Tuesday, December 9, 2008

The early history of the comma

From the Dec. 1 Message from the Rev. Martha N. Macgill, rector of Baltimore's Memorial Episcopal Church:

In Sunday's sermon, I took a page from English Grammar class---in particular, the comma.

It seems that the comma was first invented in 200 B.C. by Aristophanes of Bysantium, who was a librarian in Alexandria, Egypt. Aristophanes concocted a three-part system of dramatic notation advising actors when to breathe in preparation for their lines.

Indeed, the use of the comma down through the ages was to guide actors, chanters and readers through stretches of manuscript--indicating where to pause and accentuating matters of sense and sound.
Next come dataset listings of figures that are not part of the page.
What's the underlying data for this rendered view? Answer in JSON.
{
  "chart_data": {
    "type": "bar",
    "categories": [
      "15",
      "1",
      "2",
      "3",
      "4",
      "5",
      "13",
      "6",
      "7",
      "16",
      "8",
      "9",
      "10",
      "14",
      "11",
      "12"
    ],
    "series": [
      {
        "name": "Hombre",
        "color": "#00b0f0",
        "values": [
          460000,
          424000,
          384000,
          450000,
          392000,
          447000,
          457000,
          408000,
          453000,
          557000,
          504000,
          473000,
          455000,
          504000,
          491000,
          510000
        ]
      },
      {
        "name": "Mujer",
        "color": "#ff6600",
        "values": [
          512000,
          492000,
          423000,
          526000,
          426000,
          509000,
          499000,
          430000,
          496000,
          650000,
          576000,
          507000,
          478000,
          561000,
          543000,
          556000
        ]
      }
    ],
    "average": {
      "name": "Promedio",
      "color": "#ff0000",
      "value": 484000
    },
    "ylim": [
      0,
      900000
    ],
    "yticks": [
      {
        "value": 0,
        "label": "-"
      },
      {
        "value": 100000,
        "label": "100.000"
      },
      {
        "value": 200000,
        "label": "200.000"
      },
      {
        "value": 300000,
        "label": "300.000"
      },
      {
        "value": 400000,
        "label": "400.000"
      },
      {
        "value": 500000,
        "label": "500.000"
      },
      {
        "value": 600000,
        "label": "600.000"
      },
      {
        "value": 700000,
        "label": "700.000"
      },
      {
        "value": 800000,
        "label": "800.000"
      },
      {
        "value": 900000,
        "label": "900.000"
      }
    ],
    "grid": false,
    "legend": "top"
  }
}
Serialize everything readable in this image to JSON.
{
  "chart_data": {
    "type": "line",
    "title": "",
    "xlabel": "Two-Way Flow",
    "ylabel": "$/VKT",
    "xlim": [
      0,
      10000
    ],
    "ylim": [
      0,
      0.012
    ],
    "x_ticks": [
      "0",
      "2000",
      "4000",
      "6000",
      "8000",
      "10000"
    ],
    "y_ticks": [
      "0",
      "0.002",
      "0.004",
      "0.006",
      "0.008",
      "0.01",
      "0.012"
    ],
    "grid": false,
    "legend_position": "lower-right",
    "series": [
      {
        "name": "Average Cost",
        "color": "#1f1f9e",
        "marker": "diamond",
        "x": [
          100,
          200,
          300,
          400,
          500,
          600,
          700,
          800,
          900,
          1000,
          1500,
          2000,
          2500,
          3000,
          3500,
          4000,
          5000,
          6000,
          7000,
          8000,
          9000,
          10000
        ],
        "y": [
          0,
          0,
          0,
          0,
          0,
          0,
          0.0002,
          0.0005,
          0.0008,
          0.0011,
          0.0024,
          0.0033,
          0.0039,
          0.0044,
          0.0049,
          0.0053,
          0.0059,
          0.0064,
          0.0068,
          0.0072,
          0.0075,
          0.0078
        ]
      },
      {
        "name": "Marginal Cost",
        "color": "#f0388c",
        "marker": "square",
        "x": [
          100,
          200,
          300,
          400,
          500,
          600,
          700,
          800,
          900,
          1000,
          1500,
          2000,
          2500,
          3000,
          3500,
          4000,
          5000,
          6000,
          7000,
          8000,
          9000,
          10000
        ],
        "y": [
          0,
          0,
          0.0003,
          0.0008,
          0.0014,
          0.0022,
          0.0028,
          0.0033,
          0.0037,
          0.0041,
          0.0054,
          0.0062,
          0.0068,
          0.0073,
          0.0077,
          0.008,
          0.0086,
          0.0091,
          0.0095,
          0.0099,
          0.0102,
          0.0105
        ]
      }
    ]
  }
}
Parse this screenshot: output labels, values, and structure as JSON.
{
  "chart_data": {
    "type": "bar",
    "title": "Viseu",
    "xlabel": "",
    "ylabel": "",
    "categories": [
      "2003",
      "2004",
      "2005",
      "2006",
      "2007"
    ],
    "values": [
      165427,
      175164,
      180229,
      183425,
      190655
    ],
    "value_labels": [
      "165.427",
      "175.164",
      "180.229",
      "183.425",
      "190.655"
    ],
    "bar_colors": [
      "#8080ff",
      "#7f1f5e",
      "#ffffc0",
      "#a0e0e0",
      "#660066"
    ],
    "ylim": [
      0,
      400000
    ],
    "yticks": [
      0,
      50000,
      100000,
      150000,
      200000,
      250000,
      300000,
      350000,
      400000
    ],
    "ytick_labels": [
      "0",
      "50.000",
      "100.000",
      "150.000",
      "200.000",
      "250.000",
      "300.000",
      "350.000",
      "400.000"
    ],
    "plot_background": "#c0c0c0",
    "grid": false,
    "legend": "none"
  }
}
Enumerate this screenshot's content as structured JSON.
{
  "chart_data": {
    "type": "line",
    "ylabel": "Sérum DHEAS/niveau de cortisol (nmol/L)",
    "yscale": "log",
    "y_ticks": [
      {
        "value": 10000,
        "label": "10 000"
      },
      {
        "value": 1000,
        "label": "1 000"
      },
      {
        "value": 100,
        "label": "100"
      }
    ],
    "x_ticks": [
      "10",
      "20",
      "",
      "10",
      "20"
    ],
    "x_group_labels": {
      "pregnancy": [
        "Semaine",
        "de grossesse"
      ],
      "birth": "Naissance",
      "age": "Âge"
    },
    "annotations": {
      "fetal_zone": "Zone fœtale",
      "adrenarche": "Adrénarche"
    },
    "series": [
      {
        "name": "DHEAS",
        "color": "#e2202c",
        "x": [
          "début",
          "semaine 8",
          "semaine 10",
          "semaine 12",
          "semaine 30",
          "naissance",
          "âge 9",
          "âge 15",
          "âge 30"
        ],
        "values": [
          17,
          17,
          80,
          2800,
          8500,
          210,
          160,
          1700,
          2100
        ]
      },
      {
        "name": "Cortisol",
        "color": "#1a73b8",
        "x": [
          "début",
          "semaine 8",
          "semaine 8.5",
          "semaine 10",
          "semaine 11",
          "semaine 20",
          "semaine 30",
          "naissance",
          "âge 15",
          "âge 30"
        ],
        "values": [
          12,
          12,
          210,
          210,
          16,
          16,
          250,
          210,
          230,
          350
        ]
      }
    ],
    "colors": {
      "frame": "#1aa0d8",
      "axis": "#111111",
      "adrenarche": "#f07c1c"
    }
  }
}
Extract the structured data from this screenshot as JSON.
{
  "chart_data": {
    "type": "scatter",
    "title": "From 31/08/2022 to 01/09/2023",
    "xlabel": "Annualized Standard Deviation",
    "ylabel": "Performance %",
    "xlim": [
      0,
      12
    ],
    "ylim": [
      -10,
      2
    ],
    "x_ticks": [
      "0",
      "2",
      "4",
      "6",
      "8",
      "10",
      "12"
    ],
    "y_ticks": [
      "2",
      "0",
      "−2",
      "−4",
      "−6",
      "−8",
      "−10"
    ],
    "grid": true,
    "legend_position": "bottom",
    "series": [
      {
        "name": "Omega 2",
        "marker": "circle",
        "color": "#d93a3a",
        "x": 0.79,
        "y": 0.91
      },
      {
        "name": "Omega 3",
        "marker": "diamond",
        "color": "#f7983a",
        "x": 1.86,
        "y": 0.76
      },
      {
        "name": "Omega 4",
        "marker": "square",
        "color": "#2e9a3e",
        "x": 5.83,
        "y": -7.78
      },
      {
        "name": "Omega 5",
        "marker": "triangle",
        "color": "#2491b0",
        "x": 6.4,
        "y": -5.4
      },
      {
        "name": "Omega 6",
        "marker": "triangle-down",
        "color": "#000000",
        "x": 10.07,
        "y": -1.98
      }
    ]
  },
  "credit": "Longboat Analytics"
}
The best quote about commas comes from Richard Mulcaster in 1582. Mulcaster wrote The First Part of the Elementarie, and in it he called the comma that "small crooked point, which in writing followeth some small branch of sentence, and in reading, warneth us to rest there and help our breath a little."

It seems to me that Advent is really the comma of the liturgical year. If we allow Advent to enter our hearts and minds this time of year, perhaps we can pause for a moment and catch our breath---in this one of the busiest seasons of the year.

Our readings in Advent encourage us to watch, to wait, to pause, to breathe.